Wealth funds offer opportunity for LGPS governance boost

7 Oct 15

Moves to create six British Wealth Funds from local government pension fund assets is an opportunity to improve governance across the sector, a senior figure told a CIPFA event at the Conservative Party conference.

Denise Le Gal, chair of the Surrey Pension Fund Board, told the fringe meeting on public sector pensions yesterday that the reform could also improve investment returns across the 89 LGPS authorities.

Chancellor George Osborne announced on Monday the LGPS asset merger as part of a four-point plan to boost infrastructure development. Each of the half dozen wealth funds will be worth more than £25bn.
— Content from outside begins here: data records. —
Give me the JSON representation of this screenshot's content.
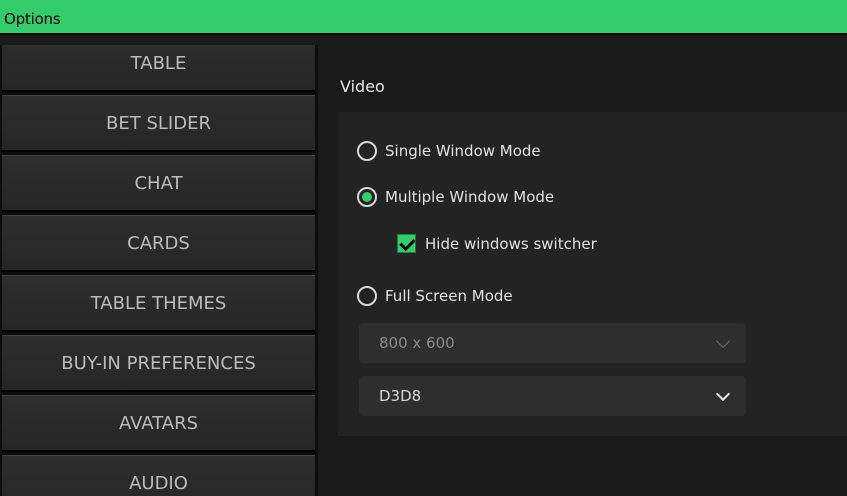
{
  "window": {
    "title": "Options"
  },
  "sidebar": {
    "items": [
      {
        "label": "TABLE"
      },
      {
        "label": "BET SLIDER"
      },
      {
        "label": "CHAT"
      },
      {
        "label": "CARDS"
      },
      {
        "label": "TABLE THEMES"
      },
      {
        "label": "BUY-IN PREFERENCES"
      },
      {
        "label": "AVATARS"
      },
      {
        "label": "AUDIO"
      }
    ]
  },
  "video": {
    "title": "Video",
    "single_window_label": "Single Window Mode",
    "multiple_window_label": "Multiple Window Mode",
    "hide_switcher_label": "Hide windows switcher",
    "hide_switcher_checked": true,
    "full_screen_label": "Full Screen Mode",
    "selected_mode": "Multiple Window Mode",
    "resolution_value": "800 x 600",
    "renderer_value": "D3D8"
  },
  "colors": {
    "accent": "#33cc6b"
  }
}
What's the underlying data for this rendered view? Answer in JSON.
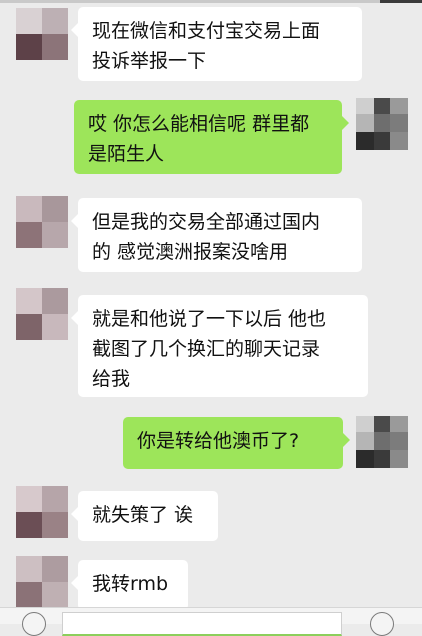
{
  "messages": [
    {
      "side": "left",
      "text": "现在微信和支付宝交易上面\n投诉举报一下",
      "avatar": "contact-avatar"
    },
    {
      "side": "right",
      "text": "哎 你怎么能相信呢 群里都\n是陌生人",
      "avatar": "self-avatar"
    },
    {
      "side": "left",
      "text": "但是我的交易全部通过国内\n的 感觉澳洲报案没啥用",
      "avatar": "contact-avatar"
    },
    {
      "side": "left",
      "text": "就是和他说了一下以后 他也\n截图了几个换汇的聊天记录\n给我",
      "avatar": "contact-avatar"
    },
    {
      "side": "right",
      "text": "你是转给他澳币了?",
      "avatar": "self-avatar"
    },
    {
      "side": "left",
      "text": "就失策了 诶",
      "avatar": "contact-avatar"
    },
    {
      "side": "left",
      "text": "我转rmb",
      "avatar": "contact-avatar"
    }
  ],
  "colors": {
    "background": "#ebebeb",
    "bubble_left": "#ffffff",
    "bubble_right": "#9de55a",
    "text": "#111111"
  },
  "bottom_bar": {
    "left_icon": "voice-icon",
    "right_icon": "emoji-icon"
  }
}
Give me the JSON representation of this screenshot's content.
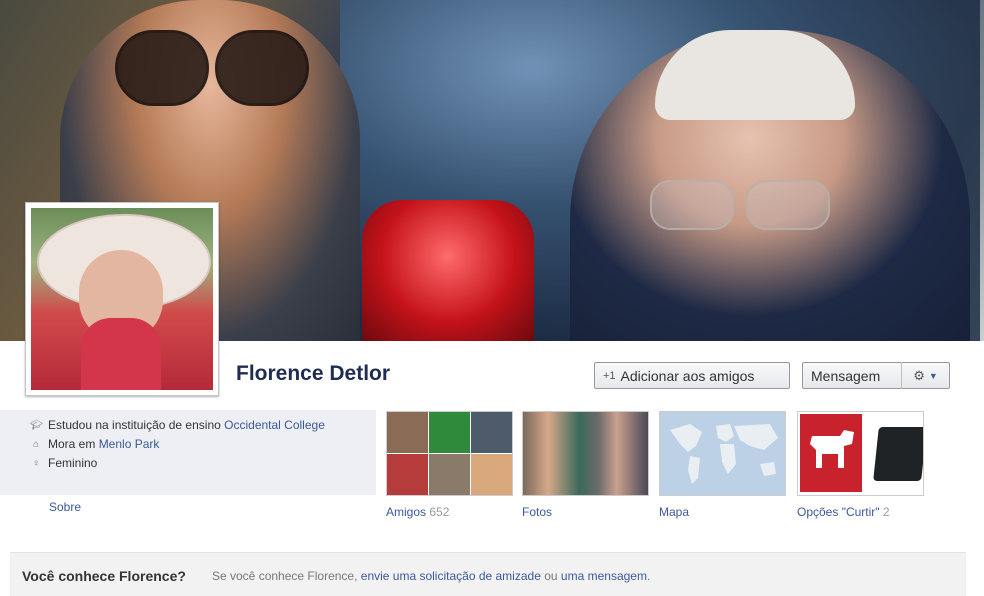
{
  "profile": {
    "name": "Florence Detlor"
  },
  "actions": {
    "add_friend": "Adicionar aos amigos",
    "add_friend_icon": "+1",
    "message": "Mensagem"
  },
  "info": {
    "education_prefix": "Estudou na instituição de ensino",
    "education_link": "Occidental College",
    "lives_prefix": "Mora em",
    "lives_link": "Menlo Park",
    "gender": "Feminino",
    "about": "Sobre"
  },
  "tiles": {
    "friends_label": "Amigos",
    "friends_count": "652",
    "photos_label": "Fotos",
    "map_label": "Mapa",
    "likes_label": "Opções \"Curtir\"",
    "likes_count": "2"
  },
  "know": {
    "title": "Você conhece Florence?",
    "text_prefix": "Se você conhece Florence,",
    "link1": "envie uma solicitação de amizade",
    "middle": "ou",
    "link2": "uma mensagem",
    "suffix": "."
  },
  "colors": {
    "link": "#3b5998",
    "name": "#1f2d52",
    "info_bg": "#edeff4"
  }
}
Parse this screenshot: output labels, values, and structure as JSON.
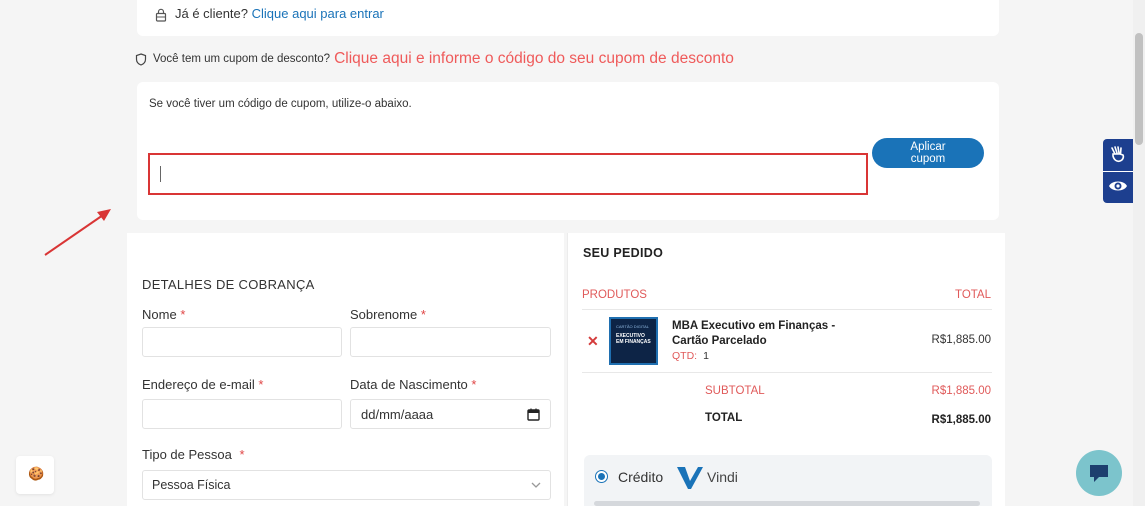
{
  "login_notice": {
    "text": "Já é cliente?",
    "link": "Clique aqui para entrar"
  },
  "coupon_notice": {
    "text": "Você tem um cupom de desconto?",
    "link": "Clique aqui e informe o código do seu cupom de desconto"
  },
  "coupon_form": {
    "hint": "Se você tiver um código de cupom, utilize-o abaixo.",
    "input_value": "",
    "apply_label_line1": "Aplicar",
    "apply_label_line2": "cupom"
  },
  "billing": {
    "title": "DETALHES DE COBRANÇA",
    "required_mark": "*",
    "first_name_label": "Nome",
    "last_name_label": "Sobrenome",
    "email_label": "Endereço de e-mail",
    "birth_label": "Data de Nascimento",
    "birth_placeholder": "dd/mm/aaaa",
    "person_type_label": "Tipo de Pessoa",
    "person_type_value": "Pessoa Física"
  },
  "order": {
    "title": "SEU PEDIDO",
    "col_products": "PRODUTOS",
    "col_total": "TOTAL",
    "product": {
      "name_line1": "MBA Executivo em Finanças -",
      "name_line2": "Cartão Parcelado",
      "qty_label": "QTD:",
      "qty": "1",
      "price": "R$1,885.00",
      "thumb_small": "CARTÃO DIGITAL",
      "thumb_line1": "EXECUTIVO",
      "thumb_line2": "EM FINANÇAS"
    },
    "subtotal_label": "SUBTOTAL",
    "subtotal_value": "R$1,885.00",
    "total_label": "TOTAL",
    "total_value": "R$1,885.00",
    "payment_method": "Crédito",
    "payment_provider": "Vindi"
  },
  "colors": {
    "accent_blue": "#1a73b8",
    "link_red": "#ef5a5a",
    "error_border": "#d93535",
    "a11y_blue": "#1d3f8f",
    "chat_teal": "#7cc4cc"
  }
}
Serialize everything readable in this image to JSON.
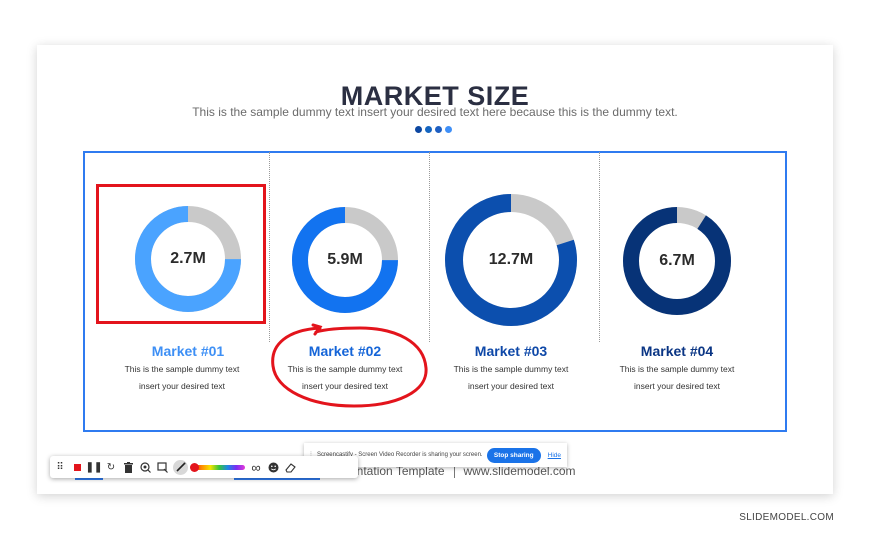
{
  "slide": {
    "title": "MARKET SIZE",
    "subtitle": "This is the sample dummy text insert your desired text here because this is the dummy text.",
    "dot_colors": [
      "#0d47a1",
      "#1565c0",
      "#1e5fc2",
      "#3f8ff7"
    ],
    "frame_color": "#2f7bf0",
    "donut_gray": "#c9c9c9",
    "markets": [
      {
        "name": "Market #01",
        "value": "2.7M",
        "color": "#4aa3ff",
        "name_color": "#3d8ff5",
        "desc1": "This is the sample dummy text",
        "desc2": "insert your desired text"
      },
      {
        "name": "Market #02",
        "value": "5.9M",
        "color": "#1273f0",
        "name_color": "#1565d8",
        "desc1": "This is the sample dummy text",
        "desc2": "insert your desired text"
      },
      {
        "name": "Market #03",
        "value": "12.7M",
        "color": "#0c4fae",
        "name_color": "#0e48a8",
        "desc1": "This is the sample dummy text",
        "desc2": "insert your desired text"
      },
      {
        "name": "Market #04",
        "value": "6.7M",
        "color": "#073377",
        "name_color": "#0a3584",
        "desc1": "This is the sample dummy text",
        "desc2": "insert your desired text"
      }
    ],
    "footer_left": "entation Template",
    "footer_right": "www.slidemodel.com"
  },
  "annotation": {
    "color": "#e3141c"
  },
  "toolbar": {
    "icons": [
      "drag-handle-icon",
      "stop-icon",
      "pause-icon",
      "restart-icon",
      "trash-icon",
      "spotlight-icon",
      "rect-select-icon",
      "magic-pen-icon",
      "color-slider",
      "infinity-icon",
      "emoji-icon",
      "eraser-icon"
    ]
  },
  "share_bar": {
    "message": "Screencastify - Screen Video Recorder is sharing your screen.",
    "stop_label": "Stop sharing",
    "hide_label": "Hide"
  },
  "brand": "SLIDEMODEL.COM"
}
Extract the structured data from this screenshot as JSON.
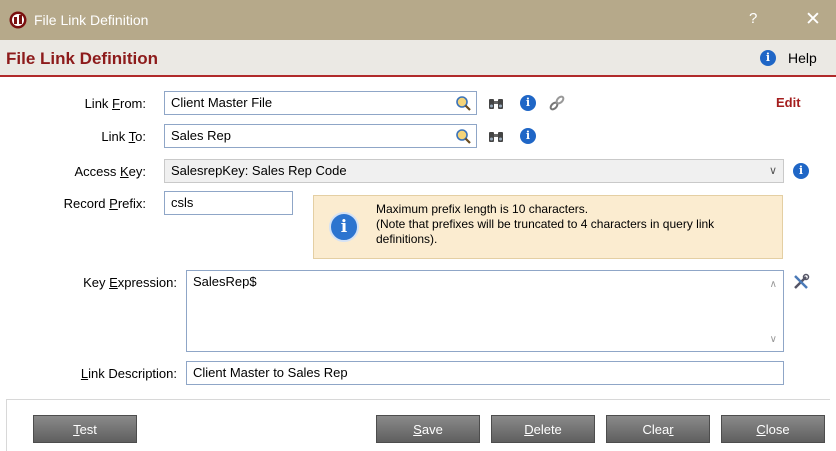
{
  "window": {
    "title": "File Link Definition",
    "help_glyph": "?",
    "close_glyph": "✕"
  },
  "header": {
    "title": "File Link Definition",
    "help_label": "Help",
    "help_icon": "info-icon"
  },
  "form": {
    "link_from": {
      "label_pre": "Link ",
      "label_key": "F",
      "label_post": "rom:",
      "value": "Client Master File"
    },
    "link_to": {
      "label_pre": "Link ",
      "label_key": "T",
      "label_post": "o:",
      "value": "Sales Rep"
    },
    "access_key": {
      "label_pre": "Access ",
      "label_key": "K",
      "label_post": "ey:",
      "value": "SalesrepKey: Sales Rep Code"
    },
    "record_prefix": {
      "label_pre": "Record ",
      "label_key": "P",
      "label_post": "refix:",
      "value": "csls"
    },
    "key_expression": {
      "label_pre": "Key ",
      "label_key": "E",
      "label_post": "xpression:",
      "value": "SalesRep$"
    },
    "link_description": {
      "label_pre": "",
      "label_key": "L",
      "label_post": "ink Description:",
      "value": "Client Master to Sales Rep"
    },
    "edit_label": "Edit",
    "icons": [
      "search-icon",
      "binoculars-icon",
      "info-icon",
      "link-icon",
      "tools-icon"
    ]
  },
  "notice": {
    "line1": "Maximum prefix length is 10 characters.",
    "line2": "(Note that prefixes will be truncated to 4 characters in query link definitions)."
  },
  "buttons": {
    "test": {
      "key": "T",
      "rest": "est"
    },
    "save": {
      "key": "S",
      "rest": "ave"
    },
    "delete": {
      "key": "D",
      "rest": "elete"
    },
    "clear": {
      "pre": "Clea",
      "key": "r"
    },
    "close": {
      "key": "C",
      "rest": "lose"
    }
  },
  "colors": {
    "titlebar": "#b6a98a",
    "accent_red": "#8d1b1b",
    "info_blue": "#1f66c6",
    "notice_bg": "#fbecd0"
  }
}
Le Gal said that once the pooled funds are introduced, “our governance will have been streamlined, and that will help narrow the gap [that the LGPS is only 72% funded]”.

“As you can imagine among those 89 funds, governance is inconsistent, perhaps there only a few that are less well governed and have investment strategies that are less than optional.”

She insisted that the government would not be able to tell funds what to invest under the planned reforms.

“They cannot tell us how or where we invest that money. There is no doubt that in a sound investment strategy, you would have an asset allocation to infrastructure, and that would be a finite amount of something in the order of 7-10%.

“It has to stack up with our primary fiduciary duty is to maximise returns for our investors, with an appropriate level of risk. It’s as simple as that [and] government can’t do anything about that. I do think that pooling will give LGPS funds some scale with which they can invest.”

Also speaking at the event was Philip Booth, editorial and programme director of the free market Institute of Economic Affairs. He said public sector pensions were “leading to a crisis” due to the aging population.

He called for all powers over public sector pay and conditions to be devolved to individual employers to allow them to account for regional differences in the labour market and to begin to build up funded pension schemes.

Currently, only the local government pension scheme is funded among public sector schemes.

“If you crystallise all accrued benefits, we can then have a conversation between the employers and the employees about what the package should be,” Booth said.

“But you can’t have that conversation until you’ve explicitly and transparently costed the pension costs. We should understand how much public sector pensions cost so we can make rational decision about the salary package as a whole.”